In Focus

Doctor’s neglect kills patient, kin get Rs 15 lakh payout

Yogesh Kumar, a CRPF constable attached to the Customs department of the government of India at Jaipur, developed kidney problems and was in critical condition due to renal failure.



He was admitted to Bombay Hospital under Dr Ashok Kripalani, consultant nephrologist and in-charge of the hospital’s artificial kidney unit. He was advised renal transplant, for which the required advance of Rs 1,48,000 was deposited by the authorities under the Central Government Health Scheme (CGHS). The kidney donor was also kept ready. Meanwhile, Yogesh was repeatedly admitted and discharged from the hospital, being advised haemodialysis each time. The last discharge was given on December 31, 1997, after a nurse’s complaint that Yogesh had slapped her.

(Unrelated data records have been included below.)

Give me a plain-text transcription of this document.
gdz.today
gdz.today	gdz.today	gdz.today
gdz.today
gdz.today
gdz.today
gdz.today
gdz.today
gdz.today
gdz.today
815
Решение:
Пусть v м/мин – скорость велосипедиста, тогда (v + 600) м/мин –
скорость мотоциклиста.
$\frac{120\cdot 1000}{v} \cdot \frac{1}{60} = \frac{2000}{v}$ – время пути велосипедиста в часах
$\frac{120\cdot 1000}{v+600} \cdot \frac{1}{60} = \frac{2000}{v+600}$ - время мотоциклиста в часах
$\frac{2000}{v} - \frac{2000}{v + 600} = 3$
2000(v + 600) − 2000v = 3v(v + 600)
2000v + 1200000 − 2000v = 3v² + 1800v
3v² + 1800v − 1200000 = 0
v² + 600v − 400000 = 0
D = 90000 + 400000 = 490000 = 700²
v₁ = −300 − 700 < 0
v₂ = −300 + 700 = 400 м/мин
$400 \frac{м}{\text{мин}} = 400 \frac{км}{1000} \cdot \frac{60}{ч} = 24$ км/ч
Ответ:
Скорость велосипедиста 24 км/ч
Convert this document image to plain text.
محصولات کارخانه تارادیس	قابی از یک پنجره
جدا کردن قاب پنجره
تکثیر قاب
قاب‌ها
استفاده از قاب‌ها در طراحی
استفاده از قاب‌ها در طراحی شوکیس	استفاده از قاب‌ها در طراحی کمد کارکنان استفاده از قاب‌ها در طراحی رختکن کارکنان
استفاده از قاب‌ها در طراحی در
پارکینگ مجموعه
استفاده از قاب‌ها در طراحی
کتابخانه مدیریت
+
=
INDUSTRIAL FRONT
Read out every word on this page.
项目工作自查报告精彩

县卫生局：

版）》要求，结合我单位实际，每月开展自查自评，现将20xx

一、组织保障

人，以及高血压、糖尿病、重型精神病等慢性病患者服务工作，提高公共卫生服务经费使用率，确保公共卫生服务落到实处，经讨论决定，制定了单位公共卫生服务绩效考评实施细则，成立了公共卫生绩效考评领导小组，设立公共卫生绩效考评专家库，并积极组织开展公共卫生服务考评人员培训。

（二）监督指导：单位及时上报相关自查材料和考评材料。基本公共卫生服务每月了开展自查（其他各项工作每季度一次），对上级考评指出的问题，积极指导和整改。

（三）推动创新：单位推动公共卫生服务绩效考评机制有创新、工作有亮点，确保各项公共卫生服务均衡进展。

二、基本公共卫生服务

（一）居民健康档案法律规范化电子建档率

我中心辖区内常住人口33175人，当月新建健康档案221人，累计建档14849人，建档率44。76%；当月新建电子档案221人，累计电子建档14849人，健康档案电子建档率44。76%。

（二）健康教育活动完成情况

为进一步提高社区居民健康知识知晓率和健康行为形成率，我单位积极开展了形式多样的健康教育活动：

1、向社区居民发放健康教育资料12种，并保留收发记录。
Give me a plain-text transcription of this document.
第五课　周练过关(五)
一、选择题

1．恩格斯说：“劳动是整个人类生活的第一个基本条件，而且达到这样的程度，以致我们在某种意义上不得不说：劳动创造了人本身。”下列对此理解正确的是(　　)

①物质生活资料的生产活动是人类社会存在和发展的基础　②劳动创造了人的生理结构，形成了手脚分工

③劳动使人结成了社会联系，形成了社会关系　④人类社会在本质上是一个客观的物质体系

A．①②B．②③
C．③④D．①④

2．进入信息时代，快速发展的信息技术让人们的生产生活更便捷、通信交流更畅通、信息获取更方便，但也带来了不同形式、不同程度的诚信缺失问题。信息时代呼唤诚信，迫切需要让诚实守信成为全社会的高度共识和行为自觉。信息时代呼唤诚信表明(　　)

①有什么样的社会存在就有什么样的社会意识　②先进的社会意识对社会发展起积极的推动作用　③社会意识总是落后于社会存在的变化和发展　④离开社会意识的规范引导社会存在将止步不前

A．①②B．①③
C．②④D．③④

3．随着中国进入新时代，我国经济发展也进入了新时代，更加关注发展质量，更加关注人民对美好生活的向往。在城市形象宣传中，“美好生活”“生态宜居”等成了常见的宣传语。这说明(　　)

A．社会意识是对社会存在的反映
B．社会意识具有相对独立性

The discharge card had no advice and merely prescribed certain medications. Yogesh’s parents repeatedly requested that the doctor continue treatment, as his condition was critical and discharging him, would be against medical ethics. When their pleas fell on deaf ears, they took him to Delhi. He could not get admitted to AIIMS, but was admitted to Sir Ganga Ram Hospital,
where he was put on dialysis.

After discharge, he returned to Jaipur, where he was admitted to Santokba Durlabhji Hospital, where he died on February 8, 1998. The medical certificate of death stated that he died of “cardiac arrest due to ESRD—septicaemia— Hepatitis B positive case of chronic renal failure”.

Yogesh’s parents filed a consumer complaint alleging that their son had died due to the negligence of Bombay Hospital and its doctors who forcibly discharged him. Dr Kripalani contested the case, contending that the complaint was time-barred, that it was not maintainable as no fees had been paid to him and objected to Yogesh’s wife not being joined in the proceedings.

On merits, Dr Kripalani said that Yogesh was suffering from end-stage renal disease, for which he was put on dialysis and was advised kidney transplant.

Meanwhile, Yogesh was admitted on four occasions when he was treated as per standard protocol. The government of Maharashtra had granted permission for a kidney transplant on August 8,1997, which was valid for 90 days, until November 7,1997, but Yogesh did not approach him along with a kidney donor during this period. The fee which had been deposited was partly refunded since the transplant could not be carried out in the sanctioned period.

Yogesh was of sound mind, yet he slapped the nurse merely because she had woken him up to check his vital parameters such temperature, blood pressure on her routine round. Such behaviour was unacceptable, and hence Yogesh was discharged. What happened thereafter was not the concern of the hospital or its doctors, and they could not be held liable for his death.

Yogesh’s parents pointed out that it was the hospital which had applied for sanction of the kidney transplant. The permission granted by the Maharashtra government was not communicated to them either by the hospital or its doctors. They learnt of the permission after it had lapsed when they brought Yogesh in for a routine admission. So, even though there was a ready donor, the transplant could not be carried out because of non-communication of the permission.

The commission found that the hospital billing Yogesh and Dr Kripalani was remunerated by the hospital on the basis of a tie-up, his services were not free and the commission concluded that Yogesh was a consumer and held the complaint to be maintainable. Both, the doctor and the hospital could not produce evidence to show that the patient had been told of the nod for the kidney transplant. As Yogesh did not know of this, the sanction lapsed after 90 days and no transplant could be done, leading to his death.

The failure to inform the patient about the sanction was held to be a deficiency in service. There was no police complaint, internal inquiry report, or other evidence to substantiate that Yogesh had slapped or misbehaved with the nurse. Yet, he was mercilessly discharged without any follow-up advice, even though a follow-up was required after he had undergone an AV fistula procedure just a day prior to the forceful discharge. This too was held as a deficiency in service.